I think the biggest change I have made is leaving my life in New York to launch Easy Taxi in Nigeria. So far, it has been a great decision.



13. What do you think about college education? Should kids go to college now or get into business if they feel it’s a better choice? Considering some of the world’s greatest never had college education, your thoughts?



College is a lot more than purely an academic education. It is a time to also make great friends and connections and to grow as an individual. I would definitely encourage everybody to go to college before going into business. However, like you mentioned, there are some few cases where college has not been necessary but I think those are extremely rare.



14. How do you envision Africa’s growth in the next decade, especially Nigeria? What do you think about the e-commerce movement in Nigeria?



Today, I believe that Africa is already the most exciting place to work in terms of the opportunities. Over the next decade, Africa is forecasted to be the fastest growing region in the world and Nigeria is set to be a central part of this boom. The exponential growth is largely due to the commodity boom across the continent but I strongly believe that the main driving factor is now and will continue to be the small and medium-sized businesses that are springing up all over the continent.
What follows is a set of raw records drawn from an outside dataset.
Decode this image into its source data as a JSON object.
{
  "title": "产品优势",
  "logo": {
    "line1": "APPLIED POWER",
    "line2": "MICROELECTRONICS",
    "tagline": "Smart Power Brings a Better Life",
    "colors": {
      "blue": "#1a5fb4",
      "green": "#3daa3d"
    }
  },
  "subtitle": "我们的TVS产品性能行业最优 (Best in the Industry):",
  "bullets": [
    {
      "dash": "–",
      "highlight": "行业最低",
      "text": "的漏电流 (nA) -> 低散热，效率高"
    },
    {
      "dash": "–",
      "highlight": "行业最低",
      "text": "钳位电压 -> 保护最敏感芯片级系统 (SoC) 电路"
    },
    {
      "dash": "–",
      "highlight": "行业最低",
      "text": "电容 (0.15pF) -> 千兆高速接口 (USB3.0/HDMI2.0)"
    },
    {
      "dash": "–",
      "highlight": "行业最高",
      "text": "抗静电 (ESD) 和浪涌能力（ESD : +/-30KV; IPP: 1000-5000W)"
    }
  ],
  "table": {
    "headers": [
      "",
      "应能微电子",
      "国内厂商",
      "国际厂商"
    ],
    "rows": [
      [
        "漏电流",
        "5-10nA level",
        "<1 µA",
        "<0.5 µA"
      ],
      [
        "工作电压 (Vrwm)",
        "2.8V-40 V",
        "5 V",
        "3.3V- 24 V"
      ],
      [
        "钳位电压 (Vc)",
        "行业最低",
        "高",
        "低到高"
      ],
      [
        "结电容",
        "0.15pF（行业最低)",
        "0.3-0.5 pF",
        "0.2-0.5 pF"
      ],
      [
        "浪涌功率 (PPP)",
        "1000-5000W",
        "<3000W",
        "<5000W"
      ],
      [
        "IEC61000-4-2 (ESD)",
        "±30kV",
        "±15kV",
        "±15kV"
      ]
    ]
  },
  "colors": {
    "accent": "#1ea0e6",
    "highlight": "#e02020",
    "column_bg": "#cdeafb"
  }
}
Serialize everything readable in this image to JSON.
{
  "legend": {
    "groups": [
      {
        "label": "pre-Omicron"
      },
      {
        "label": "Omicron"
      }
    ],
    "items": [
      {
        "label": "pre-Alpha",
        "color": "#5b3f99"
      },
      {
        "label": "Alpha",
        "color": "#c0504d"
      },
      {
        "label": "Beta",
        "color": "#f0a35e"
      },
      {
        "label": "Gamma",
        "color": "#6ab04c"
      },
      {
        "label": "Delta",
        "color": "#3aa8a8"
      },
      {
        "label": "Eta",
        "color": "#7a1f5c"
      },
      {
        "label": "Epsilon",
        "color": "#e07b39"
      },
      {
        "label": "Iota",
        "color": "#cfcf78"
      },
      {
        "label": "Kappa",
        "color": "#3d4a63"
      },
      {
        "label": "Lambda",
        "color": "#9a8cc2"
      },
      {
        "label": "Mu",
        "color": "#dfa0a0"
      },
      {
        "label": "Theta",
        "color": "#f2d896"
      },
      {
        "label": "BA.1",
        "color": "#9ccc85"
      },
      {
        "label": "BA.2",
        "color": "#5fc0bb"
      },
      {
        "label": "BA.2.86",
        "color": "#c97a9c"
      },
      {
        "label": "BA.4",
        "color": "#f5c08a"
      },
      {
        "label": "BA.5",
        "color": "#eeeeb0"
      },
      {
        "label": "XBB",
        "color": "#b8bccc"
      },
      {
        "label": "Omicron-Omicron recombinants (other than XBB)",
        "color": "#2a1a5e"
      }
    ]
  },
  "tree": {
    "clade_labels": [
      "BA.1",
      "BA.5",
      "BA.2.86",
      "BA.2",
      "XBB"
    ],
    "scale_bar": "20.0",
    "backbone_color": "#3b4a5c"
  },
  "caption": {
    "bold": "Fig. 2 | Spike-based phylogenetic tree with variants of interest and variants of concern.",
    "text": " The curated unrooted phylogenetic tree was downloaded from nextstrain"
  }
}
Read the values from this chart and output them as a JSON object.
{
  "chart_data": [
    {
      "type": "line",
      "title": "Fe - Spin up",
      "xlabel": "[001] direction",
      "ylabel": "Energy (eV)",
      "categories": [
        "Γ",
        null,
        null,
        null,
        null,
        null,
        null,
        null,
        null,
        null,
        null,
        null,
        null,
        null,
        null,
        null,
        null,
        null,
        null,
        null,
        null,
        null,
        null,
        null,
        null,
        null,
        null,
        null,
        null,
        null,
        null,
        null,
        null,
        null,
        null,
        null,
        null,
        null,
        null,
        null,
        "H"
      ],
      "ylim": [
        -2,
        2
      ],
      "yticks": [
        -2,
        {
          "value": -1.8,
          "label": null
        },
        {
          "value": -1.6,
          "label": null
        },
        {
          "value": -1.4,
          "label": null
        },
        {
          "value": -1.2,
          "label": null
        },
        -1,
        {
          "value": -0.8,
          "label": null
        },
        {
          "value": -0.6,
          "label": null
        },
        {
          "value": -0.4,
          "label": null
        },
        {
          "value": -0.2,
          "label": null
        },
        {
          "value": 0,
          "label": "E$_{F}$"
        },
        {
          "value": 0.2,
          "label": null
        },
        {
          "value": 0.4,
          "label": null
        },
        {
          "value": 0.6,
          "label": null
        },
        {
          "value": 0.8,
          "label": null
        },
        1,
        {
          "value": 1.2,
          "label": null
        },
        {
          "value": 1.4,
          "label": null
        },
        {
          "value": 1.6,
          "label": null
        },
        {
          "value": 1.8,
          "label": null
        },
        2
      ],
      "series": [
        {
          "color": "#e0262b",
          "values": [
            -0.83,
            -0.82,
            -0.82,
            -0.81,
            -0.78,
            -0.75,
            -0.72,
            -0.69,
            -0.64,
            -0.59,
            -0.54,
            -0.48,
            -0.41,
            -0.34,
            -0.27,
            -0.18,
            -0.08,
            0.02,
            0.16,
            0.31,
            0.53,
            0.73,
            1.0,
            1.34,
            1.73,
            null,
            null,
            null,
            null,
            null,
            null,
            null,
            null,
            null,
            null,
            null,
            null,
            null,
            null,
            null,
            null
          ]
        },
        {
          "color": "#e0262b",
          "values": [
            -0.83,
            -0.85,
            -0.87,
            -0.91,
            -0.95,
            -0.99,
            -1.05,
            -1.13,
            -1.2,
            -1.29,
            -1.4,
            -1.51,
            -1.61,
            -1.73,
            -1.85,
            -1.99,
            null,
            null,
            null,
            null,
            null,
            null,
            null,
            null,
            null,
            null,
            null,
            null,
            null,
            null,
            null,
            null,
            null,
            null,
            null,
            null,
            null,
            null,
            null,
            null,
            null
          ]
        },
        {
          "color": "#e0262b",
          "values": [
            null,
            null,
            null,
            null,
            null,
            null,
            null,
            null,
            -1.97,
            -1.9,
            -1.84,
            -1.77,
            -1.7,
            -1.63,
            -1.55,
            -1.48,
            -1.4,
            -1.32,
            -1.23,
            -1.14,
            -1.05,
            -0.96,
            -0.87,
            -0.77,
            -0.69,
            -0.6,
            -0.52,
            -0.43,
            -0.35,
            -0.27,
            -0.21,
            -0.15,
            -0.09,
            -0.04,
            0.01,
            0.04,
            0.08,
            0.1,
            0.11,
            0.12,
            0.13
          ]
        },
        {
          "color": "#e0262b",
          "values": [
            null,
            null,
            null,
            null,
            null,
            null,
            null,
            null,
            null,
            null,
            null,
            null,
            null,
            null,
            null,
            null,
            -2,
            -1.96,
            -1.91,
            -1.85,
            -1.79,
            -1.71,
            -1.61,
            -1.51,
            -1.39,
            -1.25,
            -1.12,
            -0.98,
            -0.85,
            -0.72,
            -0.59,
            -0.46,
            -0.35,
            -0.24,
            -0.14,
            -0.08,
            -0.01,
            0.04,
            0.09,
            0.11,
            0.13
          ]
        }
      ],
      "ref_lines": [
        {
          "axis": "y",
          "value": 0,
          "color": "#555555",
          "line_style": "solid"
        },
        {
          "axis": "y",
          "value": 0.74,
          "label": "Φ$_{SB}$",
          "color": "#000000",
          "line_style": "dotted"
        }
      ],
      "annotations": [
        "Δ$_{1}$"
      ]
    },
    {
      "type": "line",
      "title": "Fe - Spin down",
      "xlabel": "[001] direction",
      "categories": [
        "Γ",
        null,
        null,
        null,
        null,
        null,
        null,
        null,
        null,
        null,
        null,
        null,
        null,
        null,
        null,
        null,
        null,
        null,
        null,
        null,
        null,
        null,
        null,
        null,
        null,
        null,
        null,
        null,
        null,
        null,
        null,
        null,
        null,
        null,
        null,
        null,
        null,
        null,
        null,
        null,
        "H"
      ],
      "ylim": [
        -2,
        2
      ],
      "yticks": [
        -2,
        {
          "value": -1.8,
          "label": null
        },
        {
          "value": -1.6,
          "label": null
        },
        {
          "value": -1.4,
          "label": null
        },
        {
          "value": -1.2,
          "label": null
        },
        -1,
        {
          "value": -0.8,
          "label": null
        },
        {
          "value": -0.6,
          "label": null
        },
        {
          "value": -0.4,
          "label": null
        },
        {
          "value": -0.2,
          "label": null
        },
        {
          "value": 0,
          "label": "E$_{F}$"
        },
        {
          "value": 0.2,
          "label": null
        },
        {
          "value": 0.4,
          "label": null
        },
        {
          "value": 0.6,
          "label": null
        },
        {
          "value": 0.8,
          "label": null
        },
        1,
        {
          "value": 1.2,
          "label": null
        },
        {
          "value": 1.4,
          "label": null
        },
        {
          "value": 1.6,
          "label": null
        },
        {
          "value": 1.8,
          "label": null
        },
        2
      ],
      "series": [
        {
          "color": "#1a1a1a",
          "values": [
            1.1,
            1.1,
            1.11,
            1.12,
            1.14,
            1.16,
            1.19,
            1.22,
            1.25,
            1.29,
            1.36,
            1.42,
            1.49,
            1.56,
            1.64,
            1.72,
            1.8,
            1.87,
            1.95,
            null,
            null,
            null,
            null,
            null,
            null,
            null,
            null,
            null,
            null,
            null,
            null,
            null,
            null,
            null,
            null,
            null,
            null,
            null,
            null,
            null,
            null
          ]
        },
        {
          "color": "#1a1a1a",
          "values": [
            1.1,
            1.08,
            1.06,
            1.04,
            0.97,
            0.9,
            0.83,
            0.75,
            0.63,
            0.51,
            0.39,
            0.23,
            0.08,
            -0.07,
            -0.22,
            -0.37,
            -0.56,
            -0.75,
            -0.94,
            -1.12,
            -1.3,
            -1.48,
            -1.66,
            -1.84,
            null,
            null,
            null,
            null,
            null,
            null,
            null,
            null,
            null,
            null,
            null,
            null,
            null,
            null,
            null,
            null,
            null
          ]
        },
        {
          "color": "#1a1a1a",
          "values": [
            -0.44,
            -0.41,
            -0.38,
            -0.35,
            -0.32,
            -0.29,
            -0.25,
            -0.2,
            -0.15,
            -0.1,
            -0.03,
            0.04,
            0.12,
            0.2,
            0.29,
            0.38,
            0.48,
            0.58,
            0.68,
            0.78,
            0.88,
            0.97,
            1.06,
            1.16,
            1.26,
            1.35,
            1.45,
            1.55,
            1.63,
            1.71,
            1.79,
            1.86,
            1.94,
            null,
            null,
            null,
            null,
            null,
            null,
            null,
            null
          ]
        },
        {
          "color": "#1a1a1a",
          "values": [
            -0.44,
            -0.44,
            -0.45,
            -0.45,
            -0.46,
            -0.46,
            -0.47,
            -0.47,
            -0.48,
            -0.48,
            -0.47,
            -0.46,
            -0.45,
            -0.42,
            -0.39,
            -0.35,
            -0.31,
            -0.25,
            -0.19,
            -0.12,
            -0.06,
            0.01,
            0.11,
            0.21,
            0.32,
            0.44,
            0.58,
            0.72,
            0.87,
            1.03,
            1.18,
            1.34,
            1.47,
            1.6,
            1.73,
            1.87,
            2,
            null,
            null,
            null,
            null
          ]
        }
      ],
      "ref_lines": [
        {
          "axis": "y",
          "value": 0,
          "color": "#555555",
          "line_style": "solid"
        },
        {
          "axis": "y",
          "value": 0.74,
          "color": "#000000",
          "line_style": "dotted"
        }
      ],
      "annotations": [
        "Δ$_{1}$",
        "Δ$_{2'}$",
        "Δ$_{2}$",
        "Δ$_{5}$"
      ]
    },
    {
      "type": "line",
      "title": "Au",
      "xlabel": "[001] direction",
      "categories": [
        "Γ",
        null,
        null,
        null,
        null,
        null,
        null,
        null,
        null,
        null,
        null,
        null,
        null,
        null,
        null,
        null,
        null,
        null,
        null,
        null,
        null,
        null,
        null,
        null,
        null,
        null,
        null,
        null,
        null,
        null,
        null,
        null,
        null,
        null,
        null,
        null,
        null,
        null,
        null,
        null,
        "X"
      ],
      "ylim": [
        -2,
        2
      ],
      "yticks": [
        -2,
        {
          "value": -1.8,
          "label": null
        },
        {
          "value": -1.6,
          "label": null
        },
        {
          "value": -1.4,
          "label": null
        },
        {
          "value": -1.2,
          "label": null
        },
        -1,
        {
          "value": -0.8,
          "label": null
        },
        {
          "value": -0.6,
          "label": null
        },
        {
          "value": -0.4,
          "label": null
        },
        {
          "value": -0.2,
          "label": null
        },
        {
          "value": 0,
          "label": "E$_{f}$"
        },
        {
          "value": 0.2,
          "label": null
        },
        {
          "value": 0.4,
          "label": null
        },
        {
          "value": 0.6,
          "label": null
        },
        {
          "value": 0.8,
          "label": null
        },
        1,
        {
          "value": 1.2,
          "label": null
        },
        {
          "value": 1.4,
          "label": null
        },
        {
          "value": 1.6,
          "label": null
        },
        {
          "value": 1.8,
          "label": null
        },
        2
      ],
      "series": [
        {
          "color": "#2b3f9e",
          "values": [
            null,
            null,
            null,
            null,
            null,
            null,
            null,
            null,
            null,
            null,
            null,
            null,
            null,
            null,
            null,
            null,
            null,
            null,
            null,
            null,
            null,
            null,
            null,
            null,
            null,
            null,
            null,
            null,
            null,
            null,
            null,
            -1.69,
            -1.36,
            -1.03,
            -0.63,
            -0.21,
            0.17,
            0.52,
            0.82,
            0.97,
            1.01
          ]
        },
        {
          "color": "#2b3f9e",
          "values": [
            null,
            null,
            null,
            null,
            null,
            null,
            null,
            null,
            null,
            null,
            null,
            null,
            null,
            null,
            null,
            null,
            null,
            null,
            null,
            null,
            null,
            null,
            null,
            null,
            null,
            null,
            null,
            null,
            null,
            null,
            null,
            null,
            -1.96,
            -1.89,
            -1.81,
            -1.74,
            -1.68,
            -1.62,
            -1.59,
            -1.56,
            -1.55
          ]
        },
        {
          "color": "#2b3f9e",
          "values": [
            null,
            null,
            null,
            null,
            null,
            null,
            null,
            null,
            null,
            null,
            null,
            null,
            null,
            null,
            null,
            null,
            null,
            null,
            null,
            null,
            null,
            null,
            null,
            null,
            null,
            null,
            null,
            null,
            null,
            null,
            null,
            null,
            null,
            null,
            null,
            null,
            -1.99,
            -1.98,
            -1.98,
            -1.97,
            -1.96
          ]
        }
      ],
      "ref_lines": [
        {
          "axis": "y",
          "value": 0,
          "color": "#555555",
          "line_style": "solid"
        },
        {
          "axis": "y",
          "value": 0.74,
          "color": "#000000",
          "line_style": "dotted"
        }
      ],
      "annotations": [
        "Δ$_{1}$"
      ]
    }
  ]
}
I think Nigeria’s population is our biggest asset and policies such as the Central Bank’s cashless economy and the democratization of the Internet all contribute to the e-commerce growth in the nation.



15. What would be the most important piece of advice you could give to young entrepreneurs and why?



I would encourage young entrepreneurs to pursue their interests, but proceed with caution because the reality is that most new businesses struggle to grow and the rate of failure is quite frightening. Entrepreneurship comes with its curve balls but waiting it out and taking advantage of the right opportunities is the first step to a successful entrepreneurial endeavour.